Está a desenvolver-se nos municípios do país a municipalização do ensino universitário, que é em rigor a universalização da Universidade e que torna realidade em Cuba a Universidade para Todos que encheria de regozijo, com um salto no tempo, os que há mais de 80 anos fundaram com Julio Antonio Mella a Universidade Popular José Martí para que os pobres, os operários, os camponeses e os negros pudessem entrar em contacto com a Universidade.

Foi criado o Canal Educativo que já atinge as províncias havanesas, Santiago de Cuba, Camagüey e Pinar del Río.

A cultura, essa espada e escudo da nossa cubanidade, essa síntese da qualidade do desenvolvimento alcançado, recebeu este ano os investimentos nas escolas provinciais de Instrutores de Arte, nas novas escolas de Artes Plásticas, na reparação de teatros, no desenvolvimento da Editorial Libertad que distribuiu 6789 bibliotecas escolares, o desenvolvimento da Feira do Livro em 19 sedes com mais de 2 milhões de participantes no que foi um grande Festival de Cultura. Também para os mais de 300 mil compatriotas beneficiados pelas 1519 salas de televisão situadas em locais aonde não chega a electricidade, esta nova realidade foi um festival de informação e cultura.

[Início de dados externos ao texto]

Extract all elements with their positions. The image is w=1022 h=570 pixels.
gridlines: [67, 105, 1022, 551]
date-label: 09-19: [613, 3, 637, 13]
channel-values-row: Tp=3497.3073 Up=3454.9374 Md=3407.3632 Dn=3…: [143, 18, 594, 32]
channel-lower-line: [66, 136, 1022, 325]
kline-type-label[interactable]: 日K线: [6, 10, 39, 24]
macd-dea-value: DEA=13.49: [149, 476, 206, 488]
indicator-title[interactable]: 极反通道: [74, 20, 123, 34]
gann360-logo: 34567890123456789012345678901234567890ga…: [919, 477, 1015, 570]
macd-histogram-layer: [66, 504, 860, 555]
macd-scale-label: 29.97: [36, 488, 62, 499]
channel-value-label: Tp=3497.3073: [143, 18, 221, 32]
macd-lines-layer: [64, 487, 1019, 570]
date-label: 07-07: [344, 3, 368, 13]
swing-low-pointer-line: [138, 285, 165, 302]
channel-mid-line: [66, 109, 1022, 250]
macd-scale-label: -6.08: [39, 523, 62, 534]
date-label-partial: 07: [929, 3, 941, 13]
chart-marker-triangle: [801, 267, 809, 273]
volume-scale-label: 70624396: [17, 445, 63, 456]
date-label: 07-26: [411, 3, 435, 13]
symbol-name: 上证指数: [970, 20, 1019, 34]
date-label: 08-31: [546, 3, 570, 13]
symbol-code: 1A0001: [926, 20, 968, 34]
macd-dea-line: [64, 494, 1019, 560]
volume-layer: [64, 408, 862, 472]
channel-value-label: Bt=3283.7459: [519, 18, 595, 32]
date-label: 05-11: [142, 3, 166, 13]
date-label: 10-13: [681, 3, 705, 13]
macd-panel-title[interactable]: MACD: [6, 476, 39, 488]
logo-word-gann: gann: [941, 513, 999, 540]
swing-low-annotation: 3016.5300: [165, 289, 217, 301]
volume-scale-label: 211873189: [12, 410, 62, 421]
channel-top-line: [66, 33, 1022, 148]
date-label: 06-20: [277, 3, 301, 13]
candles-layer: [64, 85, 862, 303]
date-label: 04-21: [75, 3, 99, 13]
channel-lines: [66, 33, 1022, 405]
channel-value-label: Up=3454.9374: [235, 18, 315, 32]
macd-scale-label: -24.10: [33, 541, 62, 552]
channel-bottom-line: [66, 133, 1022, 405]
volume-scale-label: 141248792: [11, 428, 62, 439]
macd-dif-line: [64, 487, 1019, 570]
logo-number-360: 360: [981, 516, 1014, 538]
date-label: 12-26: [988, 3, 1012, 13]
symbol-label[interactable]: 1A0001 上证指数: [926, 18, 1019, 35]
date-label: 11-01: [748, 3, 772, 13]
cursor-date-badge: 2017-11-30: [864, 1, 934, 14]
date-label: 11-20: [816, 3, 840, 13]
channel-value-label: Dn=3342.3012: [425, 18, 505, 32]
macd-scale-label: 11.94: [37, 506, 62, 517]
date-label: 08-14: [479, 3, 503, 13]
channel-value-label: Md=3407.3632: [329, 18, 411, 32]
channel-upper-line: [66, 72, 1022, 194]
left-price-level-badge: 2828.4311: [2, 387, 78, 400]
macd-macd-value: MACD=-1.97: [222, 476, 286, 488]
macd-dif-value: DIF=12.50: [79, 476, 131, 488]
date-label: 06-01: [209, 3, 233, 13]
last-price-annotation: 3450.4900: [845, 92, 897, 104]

Terminou há pouco com grande êxito a Primeira Olimpíada do Desporto Cubano, mas esta com a sua elevada qualidade, organização e lição ao mundo de desporto não mercantil, não foi a única acção neste sector. Também recebeu impulso a Medicina Desportiva, a criação de novos centros de treino, a reabilitação de instalações para a prática do desporto, a criação do moderno laboratório anti-doping, o Programa de Atenção a Atletas e ex-Atletas e o desenvolvimento da Escola Internacional de Educação Física e Desportos.

Muito do que acabamos de citar não se conta no crescimento do PIB. Quanto seria o crescimento real se pudéssemos medi-lo em termos de verdadeiro desenvolvimento, de atenção aos seres humanos, de sementeira de educação, saúde e cultura?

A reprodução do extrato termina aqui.